Information overload is all too common in the modern world, particularly in academia. With millions of articles and academic papers, connecting concepts throughout bodies of work is no simple task.
However, a breakthrough created by researchers from Georgia Tech and Oak Ridge National Laboratory (ORNL) presents a way to link the millions upon millions of data points found throughout volumes of information.
The paper outlining this breakthrough method has been nominated for the 2020 Gordon Bell Prize, which awards outstanding achievements in high-performance (HPC) computing with an emphasis on applying HPC to applications across science, engineering, and large-scale data analytics.
Co-authored by School of Computational Science and Engineering (CSE) Master’s degree student Vijay Thakkar and Professor Rich Vuduc and ORNL researchers Piyush Sao, Hao Lu, Drahomira Herrmannova, Robert Patton, Thomas Patok, Ramakrishnan Kannan this work presents a novel data mining approach to analyze large corpora of scholarly publications with HPC to discover how concepts relate to one another.
“In order to keep pushing the exponential progress of science, we need some level of analysis of different research papers so we can synthesize that into digestible information,” said Thakkar, who currently works in the HPC Garage research lab.
Thakkar joined the HPC Garage, led by Vuduc, one year ago when pursuing research in sparse linear algebra – Vuduc’s area of expertise. However, a few weeks into the independent study, Vuduc approached Thakaar about an opportunity to work with the ORNL team as a CUDA developer. Since then, Thakkar’s research emphasis has focused on facilitating this robust project.
“To me, this project boils down to a very important issue which is that as technological progress becomes faster and faster, for each individual scientist, there is too much information out there to distill into something that is comprehensible. Making connections between different research groups gets harder and harder to do, stalling the progress science can make,” he said.
In this initial project, the team is focusing on processing the articles across PubMed as a particular case study. PubMed is a database of biomedical literature maintained by the National Library of Medicine and currently hosts approximately 18 million papers.
By mining key terms in the papers’ abstracts, the team is able to turn each term into a point, or vertex, in a large-scale graph.

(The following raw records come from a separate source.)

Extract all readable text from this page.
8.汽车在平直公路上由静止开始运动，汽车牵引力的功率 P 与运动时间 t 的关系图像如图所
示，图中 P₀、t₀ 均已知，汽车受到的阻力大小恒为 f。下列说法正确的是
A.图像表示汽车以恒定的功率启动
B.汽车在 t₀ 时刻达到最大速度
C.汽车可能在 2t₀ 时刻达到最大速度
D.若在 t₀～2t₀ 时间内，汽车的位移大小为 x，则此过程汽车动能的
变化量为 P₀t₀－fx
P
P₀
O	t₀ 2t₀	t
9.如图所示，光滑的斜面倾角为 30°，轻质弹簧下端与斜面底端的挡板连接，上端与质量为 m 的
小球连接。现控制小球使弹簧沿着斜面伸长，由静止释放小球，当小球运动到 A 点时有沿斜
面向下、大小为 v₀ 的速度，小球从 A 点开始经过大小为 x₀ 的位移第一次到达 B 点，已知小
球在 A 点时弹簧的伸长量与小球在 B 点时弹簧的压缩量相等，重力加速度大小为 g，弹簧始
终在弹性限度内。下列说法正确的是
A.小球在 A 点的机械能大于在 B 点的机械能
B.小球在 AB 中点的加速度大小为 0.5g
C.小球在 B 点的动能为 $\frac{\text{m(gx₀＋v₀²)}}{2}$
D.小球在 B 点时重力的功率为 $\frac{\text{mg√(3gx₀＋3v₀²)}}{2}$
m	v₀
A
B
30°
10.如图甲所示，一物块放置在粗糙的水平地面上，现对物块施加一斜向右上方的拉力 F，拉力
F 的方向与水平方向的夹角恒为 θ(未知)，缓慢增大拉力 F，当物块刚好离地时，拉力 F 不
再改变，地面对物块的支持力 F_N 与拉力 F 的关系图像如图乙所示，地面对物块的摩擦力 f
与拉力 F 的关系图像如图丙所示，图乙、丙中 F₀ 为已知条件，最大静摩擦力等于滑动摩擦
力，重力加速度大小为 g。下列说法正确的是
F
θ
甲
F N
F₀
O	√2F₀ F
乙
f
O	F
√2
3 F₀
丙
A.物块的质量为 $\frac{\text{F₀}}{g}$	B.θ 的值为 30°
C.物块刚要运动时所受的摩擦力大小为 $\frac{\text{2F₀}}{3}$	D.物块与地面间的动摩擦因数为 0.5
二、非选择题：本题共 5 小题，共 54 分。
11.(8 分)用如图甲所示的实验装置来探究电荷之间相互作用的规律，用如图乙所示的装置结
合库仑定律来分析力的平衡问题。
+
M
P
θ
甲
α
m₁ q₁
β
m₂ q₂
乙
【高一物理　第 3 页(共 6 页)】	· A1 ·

“A term might be the name of a drug or a disease or a symptom, for instance. When two terms appear in the same paper, that means we know there is a direct relationship between them, which becomes an edge in the graph,” said Vuduc.
But just because two terms are not directly linked does not mean they are unrelated; it only means they are not known yet. To find these as-yet undiscovered connections, the idea is to look for short paths that bridge two terms.
Vuduc said, “A useful analogy might be the following: Suppose you are driving from point A to point B. Maybe you know one path to get there. But what if there is a better, shorter way? That’s what this method does. Points are these biological or medical terms or concepts, and road segments are the papers that correspond to known routes. It’s the unknown routes that are interesting.”
These paths are analyzed using a shortest path algorithm referred to as DSNAPSHOT. While shortest path algorithms are not a new concept and are fairly common, the scale at which this particular shortest path algorithm is applied is unheard of.
“If you think about it, six million papers may seem like a small number, but the size of the problem is not really six million. It’s six million times six million because in the worst-case scenario, each paper can have at least one connection to every paper in the database and that is where the complexity of the problem comes from,” said Thakkar.
However, according to Thakkar, the problem is more complex and more difficult to solve than this example – even with today’s supercomputers.
“It’s a much harder problem because you’re visiting each vertex once making this a V3 problem. At the scales we are talking about, this is 18 million times 18 million times 18 million and those orders of magnitude add up really quickly, which is why we need something like the Summit Supercomputer to crunch these numbers,” Thakkar said.
For the team’s first finalist run of 4 million papers it took 30 minutes to compute using over twenty-four thousand GPUs of the Summit machine. What’s more, the time this type of problem will require to solve will continue to grow in a cubic manner with each paper added to PubMed database.
The announcement of the Gordon Bell Prize winner will be made at the 2020 Supercomputing Conference award ceremony held, Nov. 19 at 2 p.m. EST.